A Proteção Civil dos Açores emitiu hoje um alerta a recomendar medidas de autoproteção tendo em conta as previsões de agitação marítima também para a costa das ilhas do grupo central.

Segundo o Instituto Português do Mar e da Atmosfera (IPMA), as ilhas do grupo ocidental (Flores e Corvo) estão sob aviso amarelo devido à agitação marítima até as 00:00 locais (mais uma hora em Lisboa) de quarta-feira, previsões que se estendem também ao grupo central (Terceira, Faial, Graciosa, Pico e São Jorge) a partir das 18:00 locais de hoje (mais uma hora em Lisboa) e até às 09:00 locais (mais uma hora em Lisboa) de quarta-feira.
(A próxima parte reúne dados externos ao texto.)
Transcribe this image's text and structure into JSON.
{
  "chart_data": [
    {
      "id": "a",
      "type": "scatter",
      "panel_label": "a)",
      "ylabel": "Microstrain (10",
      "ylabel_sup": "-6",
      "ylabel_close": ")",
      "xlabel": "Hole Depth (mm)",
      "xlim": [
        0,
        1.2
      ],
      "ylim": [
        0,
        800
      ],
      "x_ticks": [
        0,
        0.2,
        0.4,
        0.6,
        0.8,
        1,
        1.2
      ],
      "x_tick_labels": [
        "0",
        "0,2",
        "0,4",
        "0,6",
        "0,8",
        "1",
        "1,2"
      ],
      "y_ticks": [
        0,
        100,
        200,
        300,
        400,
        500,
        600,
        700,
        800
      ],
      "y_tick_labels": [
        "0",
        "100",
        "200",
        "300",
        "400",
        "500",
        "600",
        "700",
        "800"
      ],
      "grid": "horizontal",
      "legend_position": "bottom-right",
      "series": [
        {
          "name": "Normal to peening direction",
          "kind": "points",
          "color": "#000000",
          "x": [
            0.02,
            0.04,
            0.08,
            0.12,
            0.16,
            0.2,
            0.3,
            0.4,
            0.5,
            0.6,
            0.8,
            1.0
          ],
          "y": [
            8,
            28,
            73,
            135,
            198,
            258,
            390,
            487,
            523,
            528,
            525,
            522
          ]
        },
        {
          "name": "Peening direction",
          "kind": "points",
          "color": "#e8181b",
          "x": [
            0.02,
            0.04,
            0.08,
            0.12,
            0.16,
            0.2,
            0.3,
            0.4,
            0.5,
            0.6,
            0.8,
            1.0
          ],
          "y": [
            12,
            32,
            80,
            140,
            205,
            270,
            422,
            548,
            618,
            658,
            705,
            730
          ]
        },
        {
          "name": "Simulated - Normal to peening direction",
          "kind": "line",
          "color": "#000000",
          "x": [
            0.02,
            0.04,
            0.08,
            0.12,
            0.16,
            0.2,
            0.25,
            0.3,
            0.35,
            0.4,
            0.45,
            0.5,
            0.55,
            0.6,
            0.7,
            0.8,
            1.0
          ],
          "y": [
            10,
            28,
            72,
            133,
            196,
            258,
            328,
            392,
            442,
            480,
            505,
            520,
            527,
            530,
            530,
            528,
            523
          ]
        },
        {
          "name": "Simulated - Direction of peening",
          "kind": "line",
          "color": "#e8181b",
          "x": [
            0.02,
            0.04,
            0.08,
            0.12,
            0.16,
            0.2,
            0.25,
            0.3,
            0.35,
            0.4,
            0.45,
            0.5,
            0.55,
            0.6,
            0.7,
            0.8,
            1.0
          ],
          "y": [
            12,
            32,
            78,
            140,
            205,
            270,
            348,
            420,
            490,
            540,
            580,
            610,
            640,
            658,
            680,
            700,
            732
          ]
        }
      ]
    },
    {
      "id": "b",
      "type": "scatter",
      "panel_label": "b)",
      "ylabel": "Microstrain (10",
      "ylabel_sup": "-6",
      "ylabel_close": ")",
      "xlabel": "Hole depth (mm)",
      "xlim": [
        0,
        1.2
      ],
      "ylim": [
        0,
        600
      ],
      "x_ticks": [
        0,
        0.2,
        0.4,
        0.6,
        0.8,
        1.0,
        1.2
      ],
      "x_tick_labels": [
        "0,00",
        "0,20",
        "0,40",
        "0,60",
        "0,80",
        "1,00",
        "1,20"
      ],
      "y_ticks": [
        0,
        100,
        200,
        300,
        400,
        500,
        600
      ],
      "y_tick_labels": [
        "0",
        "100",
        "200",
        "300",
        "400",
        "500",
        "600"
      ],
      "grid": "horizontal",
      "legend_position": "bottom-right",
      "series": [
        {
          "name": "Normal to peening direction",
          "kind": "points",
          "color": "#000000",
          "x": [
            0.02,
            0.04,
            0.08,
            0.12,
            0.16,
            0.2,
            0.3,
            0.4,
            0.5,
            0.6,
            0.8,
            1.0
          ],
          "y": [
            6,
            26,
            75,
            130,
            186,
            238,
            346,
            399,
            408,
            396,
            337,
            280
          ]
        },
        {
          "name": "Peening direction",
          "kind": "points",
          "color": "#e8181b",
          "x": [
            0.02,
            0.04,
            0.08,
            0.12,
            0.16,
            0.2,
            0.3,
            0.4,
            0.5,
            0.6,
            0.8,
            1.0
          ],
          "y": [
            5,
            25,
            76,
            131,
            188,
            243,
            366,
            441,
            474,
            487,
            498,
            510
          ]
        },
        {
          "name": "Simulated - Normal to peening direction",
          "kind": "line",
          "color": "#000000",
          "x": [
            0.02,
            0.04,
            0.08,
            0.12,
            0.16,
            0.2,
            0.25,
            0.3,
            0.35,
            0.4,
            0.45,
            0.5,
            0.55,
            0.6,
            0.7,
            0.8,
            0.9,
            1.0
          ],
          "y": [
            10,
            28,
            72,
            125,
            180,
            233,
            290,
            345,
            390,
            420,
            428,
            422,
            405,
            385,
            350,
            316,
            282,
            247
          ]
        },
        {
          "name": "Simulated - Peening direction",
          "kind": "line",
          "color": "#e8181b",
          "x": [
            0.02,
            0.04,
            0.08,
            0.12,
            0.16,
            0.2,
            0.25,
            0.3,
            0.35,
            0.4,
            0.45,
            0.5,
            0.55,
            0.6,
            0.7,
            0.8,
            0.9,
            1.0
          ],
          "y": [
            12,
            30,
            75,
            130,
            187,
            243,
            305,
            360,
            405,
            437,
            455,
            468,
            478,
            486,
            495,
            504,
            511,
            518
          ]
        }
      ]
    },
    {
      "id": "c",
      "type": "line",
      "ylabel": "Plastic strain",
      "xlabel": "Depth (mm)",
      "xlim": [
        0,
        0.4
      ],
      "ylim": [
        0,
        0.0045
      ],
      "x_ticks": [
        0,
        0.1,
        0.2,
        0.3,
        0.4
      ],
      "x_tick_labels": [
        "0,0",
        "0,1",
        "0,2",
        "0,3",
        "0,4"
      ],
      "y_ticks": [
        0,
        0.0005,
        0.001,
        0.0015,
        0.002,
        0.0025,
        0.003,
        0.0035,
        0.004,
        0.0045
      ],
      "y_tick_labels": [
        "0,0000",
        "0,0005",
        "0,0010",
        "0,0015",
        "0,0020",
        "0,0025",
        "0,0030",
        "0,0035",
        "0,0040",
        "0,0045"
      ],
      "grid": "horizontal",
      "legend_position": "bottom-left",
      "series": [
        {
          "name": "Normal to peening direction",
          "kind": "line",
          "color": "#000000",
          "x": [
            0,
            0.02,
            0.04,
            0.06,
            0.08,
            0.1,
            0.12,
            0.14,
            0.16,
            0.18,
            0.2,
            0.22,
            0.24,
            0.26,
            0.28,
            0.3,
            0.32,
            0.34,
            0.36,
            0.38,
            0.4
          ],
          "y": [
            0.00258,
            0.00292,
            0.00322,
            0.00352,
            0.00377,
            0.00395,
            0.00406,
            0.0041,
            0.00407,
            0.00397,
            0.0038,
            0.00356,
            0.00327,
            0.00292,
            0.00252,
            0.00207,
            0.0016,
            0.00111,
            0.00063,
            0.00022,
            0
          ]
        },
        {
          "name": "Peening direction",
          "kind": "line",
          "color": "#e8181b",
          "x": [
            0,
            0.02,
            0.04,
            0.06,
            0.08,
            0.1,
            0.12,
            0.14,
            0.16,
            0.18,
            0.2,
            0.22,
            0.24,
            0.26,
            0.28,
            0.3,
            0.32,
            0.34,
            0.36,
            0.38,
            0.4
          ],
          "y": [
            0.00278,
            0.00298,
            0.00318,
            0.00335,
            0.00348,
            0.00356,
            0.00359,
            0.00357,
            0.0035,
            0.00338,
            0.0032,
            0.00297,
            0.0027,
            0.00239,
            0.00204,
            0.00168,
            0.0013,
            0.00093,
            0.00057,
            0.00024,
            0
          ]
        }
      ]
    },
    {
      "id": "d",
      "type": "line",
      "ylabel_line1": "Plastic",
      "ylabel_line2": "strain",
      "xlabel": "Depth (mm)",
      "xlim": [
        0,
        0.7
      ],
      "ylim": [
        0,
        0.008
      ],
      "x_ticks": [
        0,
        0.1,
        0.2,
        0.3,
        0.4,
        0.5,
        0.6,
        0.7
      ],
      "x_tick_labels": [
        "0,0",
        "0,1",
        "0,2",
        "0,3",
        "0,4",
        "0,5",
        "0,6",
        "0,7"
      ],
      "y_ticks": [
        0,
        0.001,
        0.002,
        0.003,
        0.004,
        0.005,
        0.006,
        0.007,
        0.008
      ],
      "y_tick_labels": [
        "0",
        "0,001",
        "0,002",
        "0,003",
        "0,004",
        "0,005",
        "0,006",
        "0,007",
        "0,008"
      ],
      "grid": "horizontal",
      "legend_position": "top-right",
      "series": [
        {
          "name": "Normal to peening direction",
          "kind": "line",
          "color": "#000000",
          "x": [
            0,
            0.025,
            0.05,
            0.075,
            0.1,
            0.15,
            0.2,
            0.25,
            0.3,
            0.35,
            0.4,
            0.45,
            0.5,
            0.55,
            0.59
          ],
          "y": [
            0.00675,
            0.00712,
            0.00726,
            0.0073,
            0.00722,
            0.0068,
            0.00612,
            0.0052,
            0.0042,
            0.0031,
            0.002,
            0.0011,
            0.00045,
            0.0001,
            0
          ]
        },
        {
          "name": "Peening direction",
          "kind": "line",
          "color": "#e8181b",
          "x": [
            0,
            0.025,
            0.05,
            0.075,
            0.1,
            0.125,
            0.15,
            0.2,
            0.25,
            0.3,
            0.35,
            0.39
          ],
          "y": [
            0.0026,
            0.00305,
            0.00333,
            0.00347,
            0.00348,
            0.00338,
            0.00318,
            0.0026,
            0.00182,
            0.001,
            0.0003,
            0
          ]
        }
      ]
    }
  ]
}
O aviso amarelo, o segundo menos grave de uma escala de quatro, revela situação de risco para determinadas atividades dependentes da situação meteorológica.

Em comunicado, o Serviço Regional de Proteção Civil e Bombeiros dos Açores recomenda o reforço das amarrações das embarcações ou a mudança para local seguro, bem como especial cuidado na circulação junto da orla costeira e zonas ribeirinhas.

A proteção civil açoriana pede ainda à população que se afaste de áreas baixas junto à costa e desaconselha a prática de pesca desportiva, desportos náuticos ou passeios à beira mar.

A Marinha alertou também hoje para um novo agravamento do estado do mar entre hoje e quinta-feira, sobretudo nos Açores e na costa oeste de Portugal continental.

Numa nota disponível do seu ‘site’ na internet, a Marinha explica que a previsão é de “ondas que podem chegar aos seis metros de altura em alto-mar nos Açores e aos sete metros ao largo no continente, o que originará forte rebentação junto à costa oeste de Portugal continental”.

Nos Açores junto ao grupo ocidental e nas ilhas do Triângulo, a ondulação, de noroeste, poderá ultrapassar os quatro metros de altura e ter valores próximos dos seis metros, sublinha.

A Marinha adianta ainda que as condições “poderão ser muito adversas devido ao efeito local de vento forte que, mudando sucessivamente de direção, juntará a vagas de grande dimensão”.